In 1991, following the fall of the Soviet Union and the conclusion of the Cold War, Cuba lost its Soviet patronage and changed the law regarding religious practice. Members of the Communist Party were now allowed to belong to religious organizations. This opened a door for the revival of Jewish life in Cuba.
One man I spoke to described the the dual rebuilding process that ensued. Jews had to rediscover and rebuild the Jewish identity inside of themselves that had been suppressed for so long. At the same time, Jews had to rebuild institutions and communal relationships.
The American Joint Distribution Committee was the first to send rabbis and community organizers to educate the community and perform religious ceremonies. While many adults grew up distant from Judaism, their children are interested and have grown up with it. It is the children who help bring the adults back to Jewish observance. I attended a Friday night Shabbat service in Havana entirely conducted by the synagogues teens and young adults. The Patronato, Havana’s Jewish community center, has a Hebrew school that serves 118 students. It has a library of Jewish books for research and for learning Hebrew. Thanks to the generosity of the JDC, the Patronato is one of the few places that has computers with a good Internet connection in Havana. Shabbat dinner, Passover Seders, and other community holiday celebrations are held in its social hall.
There are many scarcities in Cuba. Food and medicine are rationed. On average, people earn between $15 and $35 per month. The JDC, B’nai Brith, and the Jewish Federations of Argentina and Mexico started sending food, medications, and containers for each Jewish holiday with festive food and wine. At the Patronato, Jewish physicians donate their time and skills to anyone who needs them, and dispense medications for free. This is their main tikkun olam, repair the world, project.

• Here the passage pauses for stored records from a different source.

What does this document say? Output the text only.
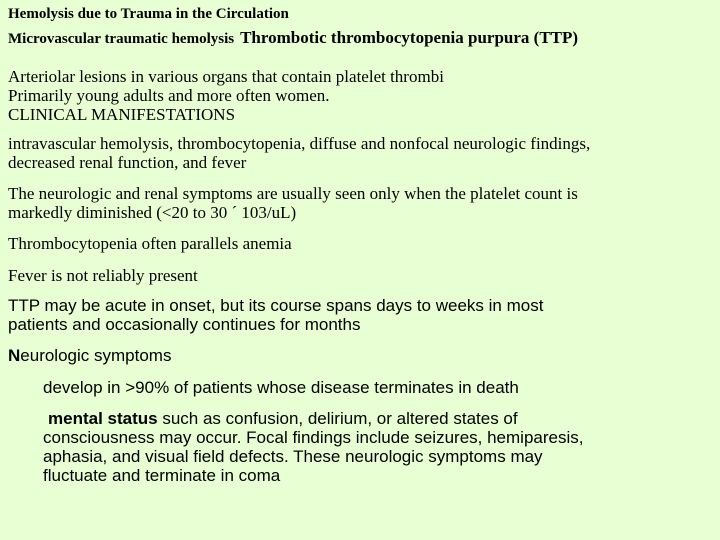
Hemolysis due to Trauma in the Circulation
Microvascular traumatic hemolysis Thrombotic thrombocytopenia purpura (TTP)
Arteriolar lesions in various organs that contain platelet thrombi
Primarily young adults and more often women.
CLINICAL MANIFESTATIONS
intravascular hemolysis, thrombocytopenia, diffuse and nonfocal neurologic findings,
decreased renal function, and fever
The neurologic and renal symptoms are usually seen only when the platelet count is
markedly diminished (<20 to 30 ´ 103/uL)
Thrombocytopenia often parallels anemia
Fever is not reliably present
TTP may be acute in onset, but its course spans days to weeks in most
patients and occasionally continues for months
Neurologic symptoms
develop in >90% of patients whose disease terminates in death
mental status such as confusion, delirium, or altered states of
consciousness may occur. Focal findings include seizures, hemiparesis,
aphasia, and visual field defects. These neurologic symptoms may
fluctuate and terminate in coma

This outreach teaches other Cubans about Jews, and fosters goodwill between the community and the rest of the population.
Last year, the Maccabiah and Taglit Birthright came to Cuba. For the first time a Cuban team competed in the Maccabiah games in Israel, winning five medals. The first class of Jewish college students visited Israel with Birthright.
The young Jews of Cuba have a Jewish future, although it may not be in Cuba. Most of them are strong Zionists, and many are electing to live in Israel. The Cuban government, as an exception to its laws against emigration, permits aliya to Israel. The older members of the community are the ones who kept the embers of Judaism alive during the dark years of Soviet influence. The seniors of the community cannot leave Cuba and start over. They are unable replace their homes and health care elsewhere. Our assistance makes it possible for their children to relocate to Israel whilst knowing that their parents will not lack for food and medicine. They did not choose to be born in communist Cuba. Those who bear animus toward the Cuban government should not penalize these Cuban Jews. As it says in the Talmud, “Kol Israel arevim ze la ze,” (Shavuot 39a) or “all of Israel are responsible for each other.” It is incumbent upon us to help them.
I spoke with one older man about the Jewish future in Cuba. He said he does not think about the future, and is focused on today. While some young people have been making aliyah, he has devoted his heart and soul to rebuilding his Jewish-self and Cuba’s Jewish community since 1990. He said that the Jewish voice is a special voice with a different message. It needs to be heard in the world, it needs to be heard in Cuba, and therefore that is where he will remain.